Fernando Aramburu (San Sebastián, 1959) no es un escritor de temas fáciles, tampoco es de los que disfruta mirándose el ombligo en la comodidad de la autoficción. El de Donosti prefiere la trinchera de una herida sin cerrar, el laberinto de redención que sigue a los lodazales de la memoria. Ante la imposibilidad de sanar, su literatura mantiene la fe en la capacidad para crear empatía, comprensión y alivio.
Esto fue lo que hizo de Patria (Tusquets) un fenómeno literario sin precedentes. Un ambicioso requiebro artístico frente a uno de los conflictos más enraizados en nuestra sociedad, el terrorismo de ETA. Ahora, Aramburu vuelve a colarse en uno de los episodios más negros de la historia reciente con El niño (Tusquets).
La última novela del escritor donostiarra se ambienta en los acontecimientos sucesivos a la tragedia de Ortuella, en Vizcaya. Aquel 23 de octubre de 1980 quedó marcado para siempre por la muerte de 50 niños y tres adultos tras la explosión accidental de una bolsa de gas propano acumulada bajo el colegio público Marcelino Ugalde. La explosión, que se notó en seis kilómetros a la redonda, afectó especialmente a las aulas de 1º de EGB, donde asistían a sus clases niños de entre 5 y 6 años. Aquel accidente, ocasionado cuando el fontanero municipal encendió el soplete para arreglar una avería, se llevó por delante a prácticamente toda una generación de niños en un pueblo que, por aquel entonces, contaba algo más de 9.000 habitantes.
Un cruel suceso que ocupó portadas en todo el país y enmudeció a gran parte de la sociedad vasca, que vivió cómo todo un pueblo se derrumbaba al perder la candidez de la inocencia. Aún hoy, Ortuella sigue recordando el dolor de las familias y llenando el cementerio de flores con la intención de mantener algo del color que se perdió para siempre con la explosión.
En El niño, Aramburu se introduce en el trauma de este horror para bordear cada una de las llagas, relieves y pliegues psicológicos de sus víctimas. Desde esa habilidad que tiene para bucear más allá de lo evidente en la tragedia, aborda la historia de una familia devastada, en la que el eco del dolor se deja sentir también en la realidad de una vida cotidiana, con su pasado y su presente.

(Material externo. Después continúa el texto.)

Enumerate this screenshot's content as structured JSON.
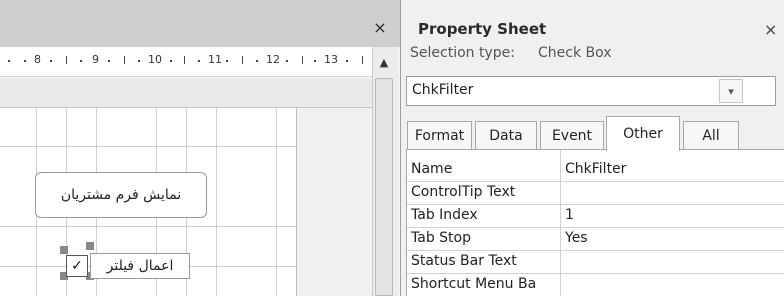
{
  "design_view": {
    "close_glyph": "×",
    "ruler_ticks": [
      "8",
      "9",
      "10",
      "11",
      "12",
      "13"
    ],
    "controls": {
      "command_button_label": "نمایش فرم مشتریان",
      "checkbox_label": "اعمال فیلتر",
      "checkbox_checked": true,
      "checkbox_glyph": "✓"
    },
    "scroll_up_glyph": "▲"
  },
  "property_sheet": {
    "title": "Property Sheet",
    "close_glyph": "×",
    "selection_type_label": "Selection type:",
    "selection_type_value": "Check Box",
    "object_combo_value": "ChkFilter",
    "combo_arrow_glyph": "▾",
    "tabs": [
      "Format",
      "Data",
      "Event",
      "Other",
      "All"
    ],
    "active_tab": "Other",
    "rows": [
      {
        "name": "Name",
        "value": "ChkFilter"
      },
      {
        "name": "ControlTip Text",
        "value": ""
      },
      {
        "name": "Tab Index",
        "value": "1"
      },
      {
        "name": "Tab Stop",
        "value": "Yes"
      },
      {
        "name": "Status Bar Text",
        "value": ""
      },
      {
        "name": "Shortcut Menu Ba",
        "value": ""
      }
    ]
  }
}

Haciendo gala de una narración ágil y precisa, la escritura de Aramburu se diluye en un retrato emocionalmente complejo de la condición humana a través de una familia que ha perdido a su hijo. Los padres, Mariajo y José Miguel, y su abuelo Nicasio se enfrentan a una vida sin el pequeño Nuco. Como si fuera una larga entrevista con la madre, el narrador reconstruye con cuidado los pedazos de un relato que trasciende su propia tragedia.
Un relato al que hay que añadir la oportuna ambigüedad de Nicasio, la única persona que, a medio camino entre la locura y la lucidez, es capaz de mantener el diálogo permanente con el niño, como si, más allá del recuerdo, fuera un personaje realmente presente en la historia. Y es que no hay manera enteramente racional de aproximarse a un hecho tan catastrófico.
Esta vez sin ETA de por medio, el escritor vuelve a indagar en la idiosincrasia de sus paisanos con la cuarta entrega de la serie «Gentes vascas», a la que ya pertenecían Los peces de la amargura (2006), Años lentos (2012) e Hijos de la fábula (2023).
Siendo, quizá una construcción literaria más clásica, en esta novela también hay espacio para la experimentación. De hecho, las primeras páginas de este libro ya advierten sobre un recurso arriesgado. Aramburu introduce una especie de diálogo entre el libro, como ente independiente, y el lector. Diez pasajes diferenciados por el tono y la forma (escritos en cursiva) donde el artefacto nos descubre las bambalinas de la novela. Pasajes que suavizan el dramatismo del relato y que funcionan a modo de justificación en cuanto a las decisiones tomadas durante la construcción de la historia y, sobre todo, donde queda patente su obsesión por no excederse y mantener la idea de novela corta (272 páginas).
En este nuevo libro, el autor donostiarra se pone a sí mismo a prueba encontrando un justo equilibrio entre lo que tiene que contar y cómo tiene que hacerlo, haciendo de su lectura un ejercicio de reconocimiento que conmueve, enseña y cautiva. De nuevo, la literatura de Aramburu encuentra las palabras adecuadas para hablar de aquello que tanto cuesta nombrar. Porque, aunque parezca estúpido, seguimos teniendo los términos necesarios para referirnos a quien ha perdido a su pareja o a sus padres, pero seguimos sin encontrar las palabras necesarias que puedan dar significado al dolor que supone haber perdido a un hijo.